# -*- coding: utf-8 -*-
# @Time : 2018/6/20 8:57
# @Author :
# @File : jd_phone_spider.py
# @Description : 京東的手機暢銷榜爬取
import requests
import pymongo
import time
import json
import codecs
from lxml import etree
from datetime import datetime
from selenium import webdriver
from pyquery import PyQuery as pq
from selenium.common.exceptions import NoSuchElementException
from selenium.webdriver.support.wait import WebDriverWait
from jd_phone.config import MONGO_URI, MONGO_DB, MONGO_TABLE
class JdPhone:
headers = {
'User-Agent': 'Mozilla/5.0 (Windows NT 10.0; WOW64) AppleWebKit/537.36 (KHTML, like Gecko) Chrome/67.0.3396.87 Safari/537.36'}
def __init__(self):
self.base_url = 'https://item.jd.com/'
self.image_base_url = 'http://img10.360buyimg.com/n1/s450x450_' # 拼接手機大圖地址
self.sale_url = 'https://top.jd.com/sale?cateId=655' # 手機熱賣榜入口url
self.search_url = 'https://top.jd.com/search?cateId=655' # 手機熱搜榜入口url
self.preferred_url = 'https://top.jd.com/preferred?cateId=655' # 手機好物榜入口url
self.options = webdriver.ChromeOptions()
self.options.add_argument("--headless")
self.browser = webdriver.Chrome(chrome_options=self.options)
self.browser.set_window_size(1500, 1000)
self.wait = WebDriverWait(self.browser, 10)
self.client = pymongo.MongoClient(MONGO_URI)
self.db = self.client[MONGO_DB]
self.file = codecs.open('jd_phones.json', 'wb+', encoding='utf-8')
def __del__(self):
self.browser.close()
self.file.close()
print('執行完成!')
def get_sale_search_html(self, url):
"""
獲取熱賣榜或者熱搜榜網頁
"""
self.browser.get(url)
try:
while True:
for i in range(5):
self.browser.execute_script('window.scrollTo(0, document.body.scrollHeight)')

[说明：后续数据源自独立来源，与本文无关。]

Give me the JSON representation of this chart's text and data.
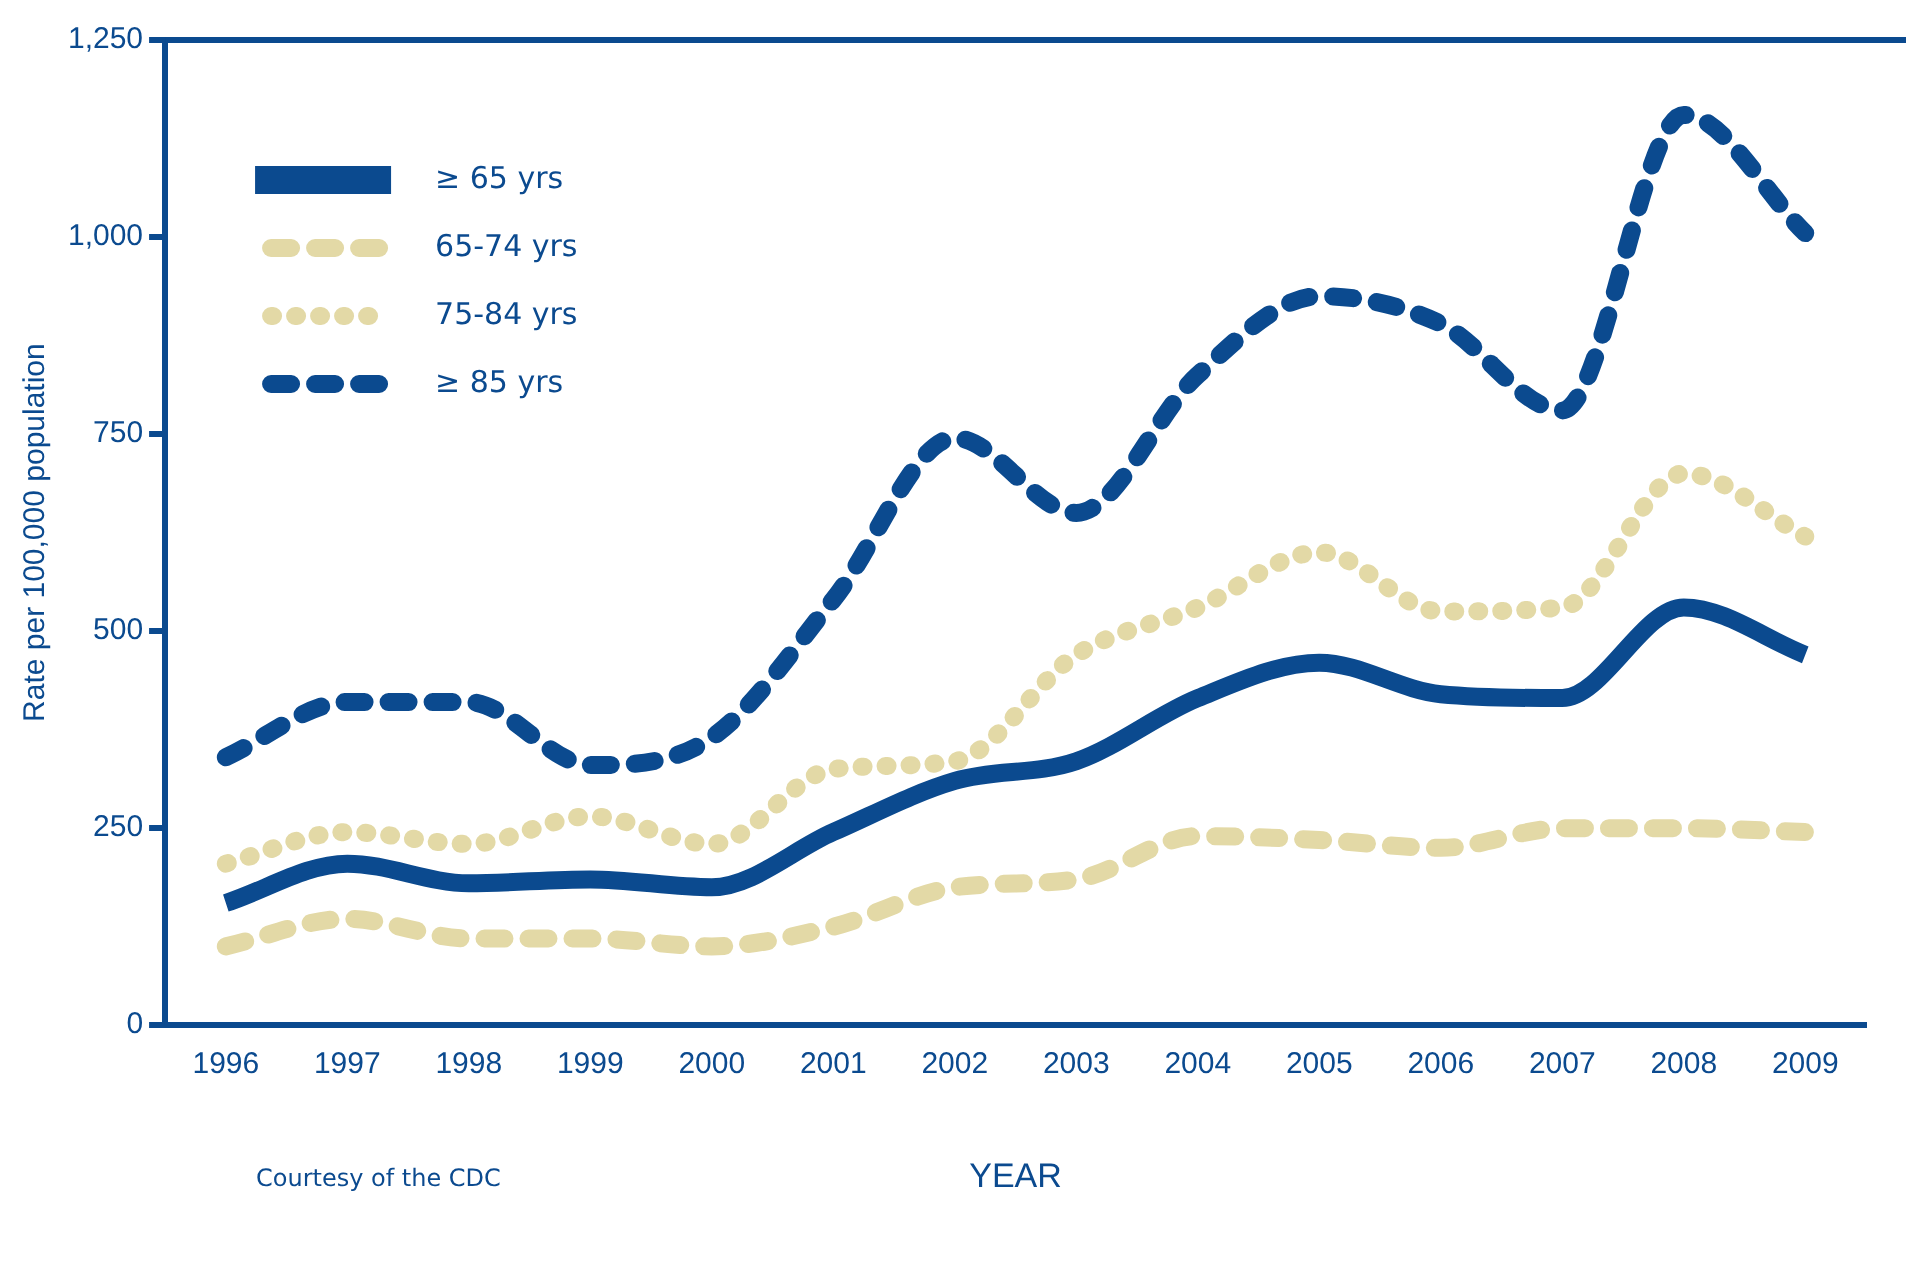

self.browser.find_element_by_link_text('加載更多').click()
time.sleep(2)
except NoSuchElementException:
print('加載完成!')
return self.browser.page_source
def get_preferred_html(self, url):
"""
獲取好物榜網頁
"""
self.browser.get(url)
for i in range(20):
self.browser.execute_script('window.scrollTo(0, document.body.scrollHeight)')
time.sleep(1)
print('好物榜加載完成!')
return self.browser.page_source
def save_data(self, data):
"""
存儲數據至mongo,以及json文件
:return:
"""
data['insert_time'] = datetime.strftime(datetime.now(), "%Y-%m-%d %H:%M:%S")
try:
insert_data_json = {}
insert_data_json['insert_time'] = data['insert_time'] # 入庫時間
insert_data_json['source_type'] = data['source_type'] # 數據來源; 0:熱賣榜, 1:熱搜榜, 2:好物榜
insert_data_json['model'] = data['型號'] # 機型
insert_data_json['brand'] = data['品牌'] # 品牌
insert_data_json['public_year'] = data['上市年份'] # 上市年份
insert_data_json['public_month'] = data['上市月份'] # 上市月份
insert_data_json['price'] = data['price'] # 價格
insert_data_json['phone_name'] = data['phone_name'] # 商品名稱
del data['insert_time']
del data['source_type']
del data['型號']
del data['品牌']
del data['上市年份']
del data['上市月份']
del data['price']
del data['phone_name']
insert_data_json['key_param'] = data # 主要參數
# 寫入json文件
self.file.write(json.dumps(insert_data_json, ensure_ascii=False) + "\n")
# 存入Mongo
if self.db[MONGO_TABLE].insert(insert_data_json):
print(insert_data_json['key_param']['data_sku'], '入庫成功!')
except:
pass
def parse_detail(self, data_sku, price, source_type):
"""
解析手機詳情
:param data_sku: 商品編號
:param price: 商品價格
:param source_type: 數據來源; 0:熱賣榜, 1:熱搜榜, 2:好物榜
:return:
"""
phone_detail = {}
url = self.base_url + data_sku + '.html'
html = requests.get(url, headers=self.headers).text
doc = pq(html)
items = doc('.Ptable-item').items()
for item in items:
# 刪除tips項
item.find('.Ptable-tips').remove()
dts = item('dt').items()
dds = item('dd').items()
for dt, dd in zip(dts, dds):
key = dt.text().strip()
value = dd.text().strip()
phone_detail[key] = value
image_list = []
image_urls = doc('#spec-list li').items()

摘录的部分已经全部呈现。